Cold Specks’ triumphant Neuroplasticity, released in 2014, featured big drums, electric guitar riffs and varying instrumentation all unifying to enhance Hussein’s powerful presence. One would think that deconstructing the sound towards a more intimate experience would allow her voice to shine through with even greater affect, yet alas this is simply not the case - Fool’s Paradise is proof that sometimes the whole is truly greater than the sum of its parts.

Hussein’s vocal range seems content to stay at ease, as is evident among the opening tracks which roll into each other with the same ebb and flow. On their own, songs like “Wild Card” and the title track offer a mesmerizing experience, but there exists a lack of variation throughout the record. The album is completely void of songs like “Absisto”, “Bodies at Bay” or “Formal Invitation” from Neuroplasticity, where the build up of sound and tension forced Hussein to push over top of everything, really drawing the soul out of her being.

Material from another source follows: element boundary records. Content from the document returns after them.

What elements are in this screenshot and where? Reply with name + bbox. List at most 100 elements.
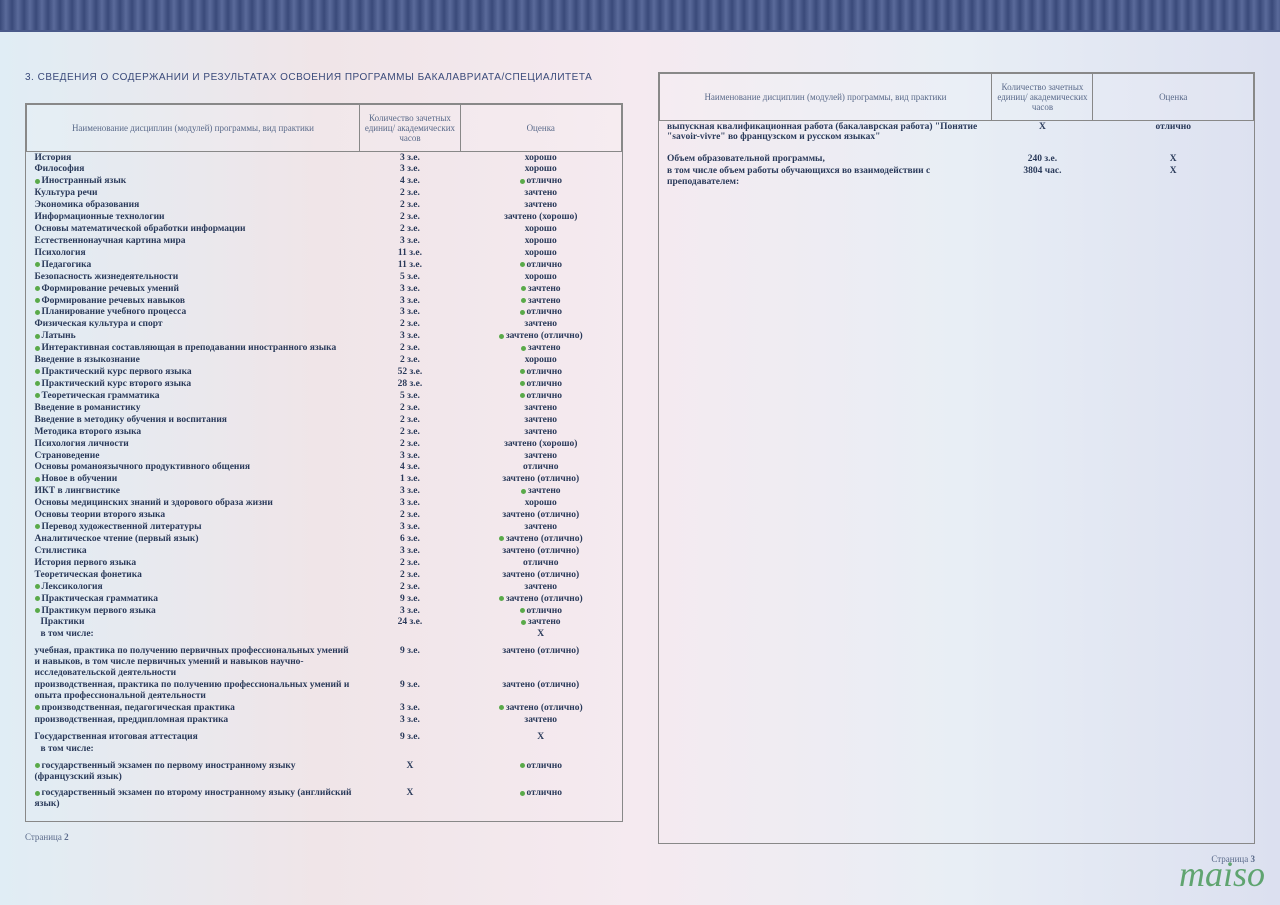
discipline-name: Государственная итоговая аттестация	[27, 731, 360, 743]
grade-cell: зачтено	[460, 200, 621, 212]
table-row: Физическая культура и спорт2 з.е.зачтено	[27, 319, 622, 331]
table-row: Введение в языкознание2 з.е.хорошо	[27, 355, 622, 367]
credits-cell: 11 з.е.	[359, 259, 460, 271]
grade-cell: зачтено (отлично)	[460, 534, 621, 546]
discipline-name: государственный экзамен по второму иност…	[27, 788, 360, 811]
credits-cell: 2 з.е.	[359, 319, 460, 331]
bullet-dot-icon	[35, 262, 40, 267]
bullet-dot-icon	[520, 763, 525, 768]
right-page: Наименование дисциплин (модулей) програм…	[658, 72, 1256, 864]
table-row: в том числе:	[27, 743, 622, 755]
grade-cell: X	[460, 731, 621, 743]
bullet-dot-icon	[520, 393, 525, 398]
col-header-name: Наименование дисциплин (модулей) програм…	[27, 105, 360, 152]
credits-cell: 3 з.е.	[359, 331, 460, 343]
credits-cell: 2 з.е.	[359, 355, 460, 367]
grade-cell: зачтено (отлично)	[460, 474, 621, 486]
discipline-name: производственная, преддипломная практика	[27, 714, 360, 726]
grade-cell: зачтено	[460, 295, 621, 307]
credits-cell: 5 з.е.	[359, 390, 460, 402]
grade-cell: зачтено	[460, 414, 621, 426]
discipline-name: Основы романоязычного продуктивного обще…	[27, 462, 360, 474]
grade-cell: хорошо	[460, 152, 621, 164]
grade-cell: зачтено	[460, 283, 621, 295]
discipline-name: Практики	[27, 617, 360, 629]
grade-cell: зачтено (хорошо)	[460, 438, 621, 450]
grade-cell: хорошо	[460, 235, 621, 247]
discipline-name: Введение в методику обучения и воспитани…	[27, 414, 360, 426]
table-row: производственная, педагогическая практик…	[27, 702, 622, 714]
discipline-name: производственная, практика по получению …	[27, 680, 360, 703]
credits-cell: 2 з.е.	[359, 426, 460, 438]
credits-cell: 2 з.е.	[359, 510, 460, 522]
bullet-dot-icon	[499, 596, 504, 601]
bullet-dot-icon	[35, 369, 40, 374]
grade-cell: отлично	[460, 462, 621, 474]
grade-cell: отлично	[460, 760, 621, 783]
table-row: Культура речи2 з.е.зачтено	[27, 188, 622, 200]
table-row: Основы медицинских знаний и здорового об…	[27, 498, 622, 510]
credits-cell: 3 з.е.	[359, 545, 460, 557]
table-row: Введение в методику обучения и воспитани…	[27, 414, 622, 426]
table-row: Теоретическая фонетика2 з.е.зачтено (отл…	[27, 569, 622, 581]
discipline-name: Основы математической обработки информац…	[27, 224, 360, 236]
discipline-name: Иностранный язык	[27, 176, 360, 188]
bullet-dot-icon	[35, 310, 40, 315]
discipline-name: История	[27, 152, 360, 164]
grade-cell: зачтено	[460, 450, 621, 462]
credits-cell: 2 з.е.	[359, 438, 460, 450]
grade-cell: отлично	[460, 788, 621, 811]
table-row: Планирование учебного процесса3 з.е.отли…	[27, 307, 622, 319]
table-row: Стилистика3 з.е.зачтено (отлично)	[27, 545, 622, 557]
bullet-dot-icon	[35, 381, 40, 386]
table-row: Введение в романистику2 з.е.зачтено	[27, 402, 622, 414]
table-row: История первого языка2 з.е.отлично	[27, 557, 622, 569]
discipline-name: История первого языка	[27, 557, 360, 569]
discipline-name: Введение в языкознание	[27, 355, 360, 367]
discipline-name: Психология	[27, 247, 360, 259]
discipline-name: Аналитическое чтение (первый язык)	[27, 534, 360, 546]
grade-cell: отлично	[460, 605, 621, 617]
credits-cell: 9 з.е.	[359, 680, 460, 703]
credits-cell: X	[992, 121, 1093, 144]
bullet-dot-icon	[499, 536, 504, 541]
bullet-dot-icon	[35, 477, 40, 482]
discipline-name: Объем образовательной программы,	[659, 154, 992, 166]
table-row: Экономика образования2 з.е.зачтено	[27, 200, 622, 212]
bullet-dot-icon	[520, 608, 525, 613]
discipline-name: в том числе:	[27, 743, 360, 755]
col-header-grade: Оценка	[460, 105, 621, 152]
credits-cell: 2 з.е.	[359, 557, 460, 569]
table-row: Перевод художественной литературы3 з.е.з…	[27, 522, 622, 534]
discipline-name: в том числе:	[27, 629, 360, 641]
grade-cell: X	[1093, 154, 1254, 166]
grade-cell: зачтено (отлично)	[460, 569, 621, 581]
grade-cell: отлично	[460, 176, 621, 188]
credits-cell: 3 з.е.	[359, 307, 460, 319]
grade-cell: зачтено	[460, 188, 621, 200]
bullet-dot-icon	[35, 524, 40, 529]
credits-cell: 2 з.е.	[359, 569, 460, 581]
watermark-logo: maiso	[1179, 853, 1265, 895]
bullet-dot-icon	[521, 489, 526, 494]
discipline-name: Педагогика	[27, 259, 360, 271]
table-row: Практики24 з.е.зачтено	[27, 617, 622, 629]
grade-cell: отлично	[460, 307, 621, 319]
grade-cell: зачтено (отлично)	[460, 680, 621, 703]
table-row: Психология11 з.е.хорошо	[27, 247, 622, 259]
table-row: производственная, преддипломная практика…	[27, 714, 622, 726]
credits-cell: 3 з.е.	[359, 522, 460, 534]
grade-cell: хорошо	[460, 355, 621, 367]
table-row: Иностранный язык4 з.е.отлично	[27, 176, 622, 188]
col-header-credits: Количество зачетных единиц/ академически…	[992, 74, 1093, 121]
grade-cell: хорошо	[460, 498, 621, 510]
bullet-dot-icon	[35, 286, 40, 291]
table-row: Интерактивная составляющая в преподавани…	[27, 343, 622, 355]
transcript-table-left: Наименование дисциплин (модулей) програм…	[25, 103, 623, 822]
discipline-name: Теоретическая фонетика	[27, 569, 360, 581]
grade-cell: зачтено	[460, 486, 621, 498]
credits-cell: 9 з.е.	[359, 646, 460, 680]
bullet-dot-icon	[521, 286, 526, 291]
discipline-name: Практикум первого языка	[27, 605, 360, 617]
section-title: 3. СВЕДЕНИЯ О СОДЕРЖАНИИ И РЕЗУЛЬТАТАХ О…	[25, 72, 623, 83]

Conversely, Fool’s Paradise is dominated by sublte synth parts and electronic drums, neither of which offer any real push or pull. Having said that, Hussein still has the knack of telling a great story, singing at times in her native Somali language as she searches for identity and love. But where Neuroplasiticy brilliantly built on Cold Specks' debut and breathed life into every track, Fool’s Paradise excels at singular moments and seems to struggle for air and space overall.